[ih] First file transfer on ARPANET
Miles Fidelman
mfidelman at meetinghouse.net
Fri Dec 21 13:51:24 PST 2012
Craig Partridge wrote:
>> John Day <jeanjour at comcast.net> wrote:
>> My impression in the few years after I got on the net at the
>> beginning of 1990 was that distributed computing using the net as you
>> describe was out there and slowly progressing, and that stuff started
>> dying or getting blocked in the mid to late 90s due to security
>> problems as the net got bigger and more public and everyone started
>> reflexively turning off their RPC services and similar things. How
>> does that correlate to the impressions of people who'd seen the 80s
>> on the net?
> My impression (I started in 1983) is that distributed computing was
> an idea that for a brief period worked -- the time required for long
> distance communication roughly was in sync with processor times, from
> about the late 1970s until the early 1990s. That's when we saw distributed
> file systems flourish and experiments with distributed shared memory.
>
> Then the speed of light constrained us.

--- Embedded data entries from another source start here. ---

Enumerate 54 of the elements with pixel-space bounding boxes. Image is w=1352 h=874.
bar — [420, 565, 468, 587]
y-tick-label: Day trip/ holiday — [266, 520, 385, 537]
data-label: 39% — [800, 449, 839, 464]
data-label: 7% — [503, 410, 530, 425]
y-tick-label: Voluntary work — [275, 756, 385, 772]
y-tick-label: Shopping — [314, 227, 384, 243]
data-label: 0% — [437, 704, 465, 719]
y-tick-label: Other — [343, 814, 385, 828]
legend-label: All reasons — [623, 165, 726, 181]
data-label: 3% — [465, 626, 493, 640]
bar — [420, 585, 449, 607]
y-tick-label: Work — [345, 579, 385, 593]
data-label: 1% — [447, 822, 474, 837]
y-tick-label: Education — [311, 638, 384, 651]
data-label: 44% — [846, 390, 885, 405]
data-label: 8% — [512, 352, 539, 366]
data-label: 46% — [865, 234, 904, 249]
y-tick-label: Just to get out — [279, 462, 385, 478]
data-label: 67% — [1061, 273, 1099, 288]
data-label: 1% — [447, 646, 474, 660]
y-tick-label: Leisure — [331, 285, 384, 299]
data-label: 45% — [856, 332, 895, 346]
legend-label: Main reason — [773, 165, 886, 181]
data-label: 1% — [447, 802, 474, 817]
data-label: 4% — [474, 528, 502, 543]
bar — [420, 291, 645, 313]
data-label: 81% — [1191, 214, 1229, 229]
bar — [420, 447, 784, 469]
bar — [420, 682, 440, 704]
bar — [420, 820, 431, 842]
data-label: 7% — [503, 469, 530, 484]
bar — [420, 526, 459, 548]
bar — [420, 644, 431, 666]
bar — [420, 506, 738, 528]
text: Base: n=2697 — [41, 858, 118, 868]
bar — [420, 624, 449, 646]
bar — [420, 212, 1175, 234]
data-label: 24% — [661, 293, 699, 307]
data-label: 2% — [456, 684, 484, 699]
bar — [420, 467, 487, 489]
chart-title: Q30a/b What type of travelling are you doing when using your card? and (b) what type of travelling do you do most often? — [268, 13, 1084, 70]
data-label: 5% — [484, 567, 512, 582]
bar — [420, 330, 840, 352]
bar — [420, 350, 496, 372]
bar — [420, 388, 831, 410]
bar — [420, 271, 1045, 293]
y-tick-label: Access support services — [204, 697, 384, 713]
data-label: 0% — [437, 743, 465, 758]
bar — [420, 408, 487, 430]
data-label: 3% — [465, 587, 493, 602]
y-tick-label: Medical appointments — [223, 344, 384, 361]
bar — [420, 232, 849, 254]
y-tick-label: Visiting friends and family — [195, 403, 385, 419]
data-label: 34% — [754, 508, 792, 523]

The cloud (namely clustering a
> bunch of machines very close and limiting our exchange to the start
> and end of the computation) is an interesting approach to circumventing that
> problem.
>
Maybe I'm confused, but I'd consider all of these to be examples of
distributed computing:
- distributed databases - both SQL and noSQL (can you say map-reduce?)
- federated geodata systems
- some of the "big science" grid systems (e.g, the Large Hadron Collider
Computing Grid)
- mashups (both client and server side)
- the Erlang/OTP run-time environment
Miles Fidelman
--
In theory, there is no difference between theory and practice.